ISO/IEC/IEEE 15288:2015 concerns those systems that are man-made and may be configured with one or more of the following system elements: hardware, software, data, humans, processes (e.g., processes for providing service to users), procedures (e.g., operator instructions), facilities, materials and naturally occurring entities.
Source: ISO
INCOSE Systems Engineering Handbook
A Guide for System Life Cycle Processes and Activities
- For the new systems engineer
- For the engineer in another discipline who needs to perform systems engineering
- For the experienced systems engineer who needs a convenient reference
The INCOSE Systems Engineering Handbook shows what each systems engineering process activity entails in the context of designing for affordability and performance. On some projects, a given activity may be performed very informally (e.g., on the back of an envelope, or in an engineer’s notebook); or, on other projects, a more formal response is required with interim products under formal configuration control. This book provides tools that lead to project success in various circumstances.
Source: INCOSE
NIST SP 800-160 (Systems Security Engineering)
With the continuing frequency, intensity, and adverse consequences of cyber-attacks, disruptions, hazards, and other threats to federal, state, and local governments, the military, businesses, and the critical infrastructure, the need for trustworthy secure systems has never been more important to the long-term economic and national security interests of the United States.
Engineering-based solutions are essential to managing the growing complexity, dynamicity, and interconnectedness of today’s systems, as exemplified by cyber-physical systems and systems-of-systems, including the Internet of Things.
This publication addresses the engineering-driven perspective and actions necessary to develop more defensible and survivable systems, inclusive of the machine, physical, and human components that compose the systems and the capabilities and services delivered by those systems. It starts with and builds upon a set of well-established International Standards for systems and software engineering published by the International Organization for Standardization (ISO), the International Electrotechnical Commission (IEC), and the Institute of Electrical and Electronics Engineers (IEEE) and infuses systems security engineering methods, practices, and techniques into those systems and software engineering activities.

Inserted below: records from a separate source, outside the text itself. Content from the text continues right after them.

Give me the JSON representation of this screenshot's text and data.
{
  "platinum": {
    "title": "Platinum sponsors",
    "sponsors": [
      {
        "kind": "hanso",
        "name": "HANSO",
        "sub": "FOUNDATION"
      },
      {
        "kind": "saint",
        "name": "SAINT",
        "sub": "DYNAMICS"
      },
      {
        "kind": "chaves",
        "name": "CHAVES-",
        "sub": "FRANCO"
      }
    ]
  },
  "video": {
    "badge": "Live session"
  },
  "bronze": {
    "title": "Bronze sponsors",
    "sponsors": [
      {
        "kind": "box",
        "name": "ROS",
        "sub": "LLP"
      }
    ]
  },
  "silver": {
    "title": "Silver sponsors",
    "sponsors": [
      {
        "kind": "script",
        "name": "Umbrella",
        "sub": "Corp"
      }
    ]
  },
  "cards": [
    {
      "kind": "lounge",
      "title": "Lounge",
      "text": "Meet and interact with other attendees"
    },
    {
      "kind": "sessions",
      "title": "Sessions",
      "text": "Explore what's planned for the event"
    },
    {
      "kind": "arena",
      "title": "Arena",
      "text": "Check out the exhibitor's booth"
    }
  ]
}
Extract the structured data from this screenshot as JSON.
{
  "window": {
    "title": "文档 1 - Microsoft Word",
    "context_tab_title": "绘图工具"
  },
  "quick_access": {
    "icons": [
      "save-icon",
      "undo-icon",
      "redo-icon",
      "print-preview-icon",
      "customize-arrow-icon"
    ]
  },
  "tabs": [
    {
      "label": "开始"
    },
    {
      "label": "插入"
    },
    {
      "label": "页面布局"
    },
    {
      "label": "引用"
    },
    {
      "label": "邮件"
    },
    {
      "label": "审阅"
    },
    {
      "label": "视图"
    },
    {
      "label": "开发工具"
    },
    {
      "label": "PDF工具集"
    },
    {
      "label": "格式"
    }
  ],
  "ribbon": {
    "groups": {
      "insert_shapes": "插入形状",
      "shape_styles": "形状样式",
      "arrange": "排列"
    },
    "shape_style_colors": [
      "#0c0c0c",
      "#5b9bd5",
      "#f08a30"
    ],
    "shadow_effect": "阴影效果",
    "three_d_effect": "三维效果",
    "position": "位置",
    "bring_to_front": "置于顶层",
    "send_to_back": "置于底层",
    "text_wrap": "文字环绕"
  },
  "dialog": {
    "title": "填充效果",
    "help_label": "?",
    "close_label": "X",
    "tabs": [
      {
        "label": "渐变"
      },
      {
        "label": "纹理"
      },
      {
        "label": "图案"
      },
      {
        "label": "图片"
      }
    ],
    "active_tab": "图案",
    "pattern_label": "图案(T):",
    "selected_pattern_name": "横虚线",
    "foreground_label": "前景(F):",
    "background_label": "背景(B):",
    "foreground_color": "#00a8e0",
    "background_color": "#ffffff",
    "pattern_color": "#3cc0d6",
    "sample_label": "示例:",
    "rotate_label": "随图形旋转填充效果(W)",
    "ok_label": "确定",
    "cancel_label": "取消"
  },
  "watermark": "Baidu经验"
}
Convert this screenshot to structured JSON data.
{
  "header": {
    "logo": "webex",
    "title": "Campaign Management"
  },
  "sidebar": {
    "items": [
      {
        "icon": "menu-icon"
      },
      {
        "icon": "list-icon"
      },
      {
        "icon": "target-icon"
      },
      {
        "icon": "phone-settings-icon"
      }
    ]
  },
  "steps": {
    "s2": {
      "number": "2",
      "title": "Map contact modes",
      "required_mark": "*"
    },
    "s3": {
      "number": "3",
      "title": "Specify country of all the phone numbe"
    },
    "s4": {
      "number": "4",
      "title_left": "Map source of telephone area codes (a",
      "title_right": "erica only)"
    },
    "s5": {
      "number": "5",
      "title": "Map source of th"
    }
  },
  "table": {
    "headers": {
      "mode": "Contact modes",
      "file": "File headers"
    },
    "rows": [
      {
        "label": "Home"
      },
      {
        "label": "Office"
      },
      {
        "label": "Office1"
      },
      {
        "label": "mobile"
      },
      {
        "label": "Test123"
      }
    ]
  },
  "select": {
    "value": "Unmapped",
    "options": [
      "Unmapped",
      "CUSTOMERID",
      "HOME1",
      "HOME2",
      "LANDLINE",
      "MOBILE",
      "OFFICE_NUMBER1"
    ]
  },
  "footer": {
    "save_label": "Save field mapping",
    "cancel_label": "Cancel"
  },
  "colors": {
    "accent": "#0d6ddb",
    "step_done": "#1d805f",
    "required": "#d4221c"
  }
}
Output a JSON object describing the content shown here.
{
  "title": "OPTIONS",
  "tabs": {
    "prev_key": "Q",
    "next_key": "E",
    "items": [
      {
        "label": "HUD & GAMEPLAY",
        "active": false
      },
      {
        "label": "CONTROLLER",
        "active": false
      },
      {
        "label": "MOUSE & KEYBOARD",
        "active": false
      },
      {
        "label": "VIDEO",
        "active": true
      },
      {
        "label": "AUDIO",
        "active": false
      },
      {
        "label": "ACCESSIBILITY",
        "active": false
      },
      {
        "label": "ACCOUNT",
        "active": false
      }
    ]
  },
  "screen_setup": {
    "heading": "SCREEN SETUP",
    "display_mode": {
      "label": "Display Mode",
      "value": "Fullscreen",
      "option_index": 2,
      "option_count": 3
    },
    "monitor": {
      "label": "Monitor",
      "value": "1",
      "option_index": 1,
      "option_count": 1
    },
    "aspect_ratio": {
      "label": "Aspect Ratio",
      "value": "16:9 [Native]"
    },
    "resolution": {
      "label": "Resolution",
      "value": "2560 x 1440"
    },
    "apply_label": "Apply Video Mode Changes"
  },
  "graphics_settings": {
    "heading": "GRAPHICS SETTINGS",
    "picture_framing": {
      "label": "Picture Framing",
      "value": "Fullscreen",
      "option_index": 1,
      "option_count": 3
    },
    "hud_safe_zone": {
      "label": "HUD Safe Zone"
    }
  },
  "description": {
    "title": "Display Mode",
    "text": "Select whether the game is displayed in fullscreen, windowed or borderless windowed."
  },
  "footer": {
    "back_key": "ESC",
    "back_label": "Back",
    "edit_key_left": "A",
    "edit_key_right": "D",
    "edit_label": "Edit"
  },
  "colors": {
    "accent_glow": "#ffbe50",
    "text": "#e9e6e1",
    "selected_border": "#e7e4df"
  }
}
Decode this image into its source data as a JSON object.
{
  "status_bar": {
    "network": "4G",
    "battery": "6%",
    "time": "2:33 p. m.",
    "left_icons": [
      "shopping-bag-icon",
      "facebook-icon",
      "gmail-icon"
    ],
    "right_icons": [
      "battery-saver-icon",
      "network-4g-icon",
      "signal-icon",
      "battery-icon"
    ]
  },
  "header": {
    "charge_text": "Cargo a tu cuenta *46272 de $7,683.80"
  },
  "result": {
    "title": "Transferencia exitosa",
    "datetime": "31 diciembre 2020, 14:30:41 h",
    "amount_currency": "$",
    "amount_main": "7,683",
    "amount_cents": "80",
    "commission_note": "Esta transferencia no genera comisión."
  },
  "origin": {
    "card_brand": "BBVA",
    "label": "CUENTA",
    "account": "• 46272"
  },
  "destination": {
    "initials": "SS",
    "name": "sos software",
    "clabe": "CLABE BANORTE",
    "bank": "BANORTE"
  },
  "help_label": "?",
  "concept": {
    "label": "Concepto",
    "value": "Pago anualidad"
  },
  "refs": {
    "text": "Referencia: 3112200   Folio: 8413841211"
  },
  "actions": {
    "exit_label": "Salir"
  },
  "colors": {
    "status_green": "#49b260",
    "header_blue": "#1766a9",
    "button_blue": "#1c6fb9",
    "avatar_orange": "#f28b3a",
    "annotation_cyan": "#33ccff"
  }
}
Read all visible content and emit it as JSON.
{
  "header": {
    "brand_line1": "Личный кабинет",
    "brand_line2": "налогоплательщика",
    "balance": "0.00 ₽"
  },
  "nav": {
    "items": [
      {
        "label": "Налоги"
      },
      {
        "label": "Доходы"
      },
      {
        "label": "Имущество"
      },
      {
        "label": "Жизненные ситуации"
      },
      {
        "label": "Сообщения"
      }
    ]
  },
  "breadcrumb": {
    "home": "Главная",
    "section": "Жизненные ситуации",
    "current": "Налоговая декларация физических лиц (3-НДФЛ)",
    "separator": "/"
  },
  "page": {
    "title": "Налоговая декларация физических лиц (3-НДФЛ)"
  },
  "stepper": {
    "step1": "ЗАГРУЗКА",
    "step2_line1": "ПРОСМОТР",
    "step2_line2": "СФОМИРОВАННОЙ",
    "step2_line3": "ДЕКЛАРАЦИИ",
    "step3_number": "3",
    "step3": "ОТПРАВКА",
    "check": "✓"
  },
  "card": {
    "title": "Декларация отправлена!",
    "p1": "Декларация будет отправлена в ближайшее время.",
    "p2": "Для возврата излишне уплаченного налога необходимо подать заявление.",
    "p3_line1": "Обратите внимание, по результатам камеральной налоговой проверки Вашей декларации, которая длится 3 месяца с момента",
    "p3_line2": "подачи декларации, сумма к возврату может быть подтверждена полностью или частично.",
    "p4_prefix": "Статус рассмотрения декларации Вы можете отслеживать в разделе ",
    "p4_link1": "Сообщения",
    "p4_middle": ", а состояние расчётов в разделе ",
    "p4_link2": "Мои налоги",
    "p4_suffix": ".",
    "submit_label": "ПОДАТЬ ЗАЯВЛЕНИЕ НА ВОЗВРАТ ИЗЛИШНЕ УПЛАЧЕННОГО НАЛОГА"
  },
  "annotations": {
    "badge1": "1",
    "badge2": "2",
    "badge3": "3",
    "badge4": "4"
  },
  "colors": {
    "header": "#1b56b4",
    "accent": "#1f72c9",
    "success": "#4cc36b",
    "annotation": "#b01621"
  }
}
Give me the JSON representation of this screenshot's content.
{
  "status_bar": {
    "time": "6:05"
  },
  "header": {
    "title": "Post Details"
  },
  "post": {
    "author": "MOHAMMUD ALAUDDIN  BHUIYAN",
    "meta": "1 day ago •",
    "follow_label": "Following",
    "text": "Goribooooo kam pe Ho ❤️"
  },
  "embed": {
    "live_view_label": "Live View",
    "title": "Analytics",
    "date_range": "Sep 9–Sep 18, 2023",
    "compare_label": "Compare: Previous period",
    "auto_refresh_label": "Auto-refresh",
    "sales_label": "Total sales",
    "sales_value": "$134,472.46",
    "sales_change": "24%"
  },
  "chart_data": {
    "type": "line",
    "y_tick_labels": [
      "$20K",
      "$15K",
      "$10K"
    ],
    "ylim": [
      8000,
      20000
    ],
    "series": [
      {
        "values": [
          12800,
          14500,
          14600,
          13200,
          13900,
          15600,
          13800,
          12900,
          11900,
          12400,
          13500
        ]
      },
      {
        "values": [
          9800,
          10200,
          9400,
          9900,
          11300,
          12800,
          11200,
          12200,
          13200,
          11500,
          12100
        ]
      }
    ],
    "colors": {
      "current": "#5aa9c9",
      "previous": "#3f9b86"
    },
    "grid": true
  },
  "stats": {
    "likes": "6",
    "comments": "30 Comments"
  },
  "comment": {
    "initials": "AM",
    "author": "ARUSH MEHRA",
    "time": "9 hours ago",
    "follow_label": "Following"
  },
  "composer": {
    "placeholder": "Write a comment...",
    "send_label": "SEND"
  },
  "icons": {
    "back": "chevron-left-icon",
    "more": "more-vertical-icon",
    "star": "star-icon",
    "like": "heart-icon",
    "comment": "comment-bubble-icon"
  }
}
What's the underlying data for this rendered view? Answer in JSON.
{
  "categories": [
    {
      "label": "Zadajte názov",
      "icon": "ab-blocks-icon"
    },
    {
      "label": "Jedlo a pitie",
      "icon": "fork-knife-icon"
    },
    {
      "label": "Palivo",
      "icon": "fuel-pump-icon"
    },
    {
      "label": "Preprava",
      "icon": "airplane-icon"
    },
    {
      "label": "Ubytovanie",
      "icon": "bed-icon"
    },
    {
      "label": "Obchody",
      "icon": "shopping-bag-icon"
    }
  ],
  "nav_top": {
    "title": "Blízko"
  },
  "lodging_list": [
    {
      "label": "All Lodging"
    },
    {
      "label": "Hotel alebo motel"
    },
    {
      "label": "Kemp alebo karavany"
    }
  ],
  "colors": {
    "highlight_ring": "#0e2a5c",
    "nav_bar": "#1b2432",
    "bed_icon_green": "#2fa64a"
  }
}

The objective is to address security issues from a stakeholder protection needs, concerns, and requirements perspective and to use established engineering processes to ensure that such needs, concerns, and requirements are addressed with appropriate fidelity and rigor, early and in a sustainable manner throughout the life cycle of the system.
Source: NIST
Summary
- SSE-CMM (ISO/IEC 21827) does not prescribe a particular process or sequence; it’s used to “evaluate” the maturity of system security engineering. It’s not a guideline, approach, or methodology.
- INCOSE Systems Engineering Handbook and NIST SP 800-160 (Systems Security Engineering) are largely compatible with ISO/IEC/IEEE 15288 (Systems and software engineering — System life cycle processes).
- In fact, NIST SP 800-160 is based on ISO/IEC/IEEE 15288, IMO.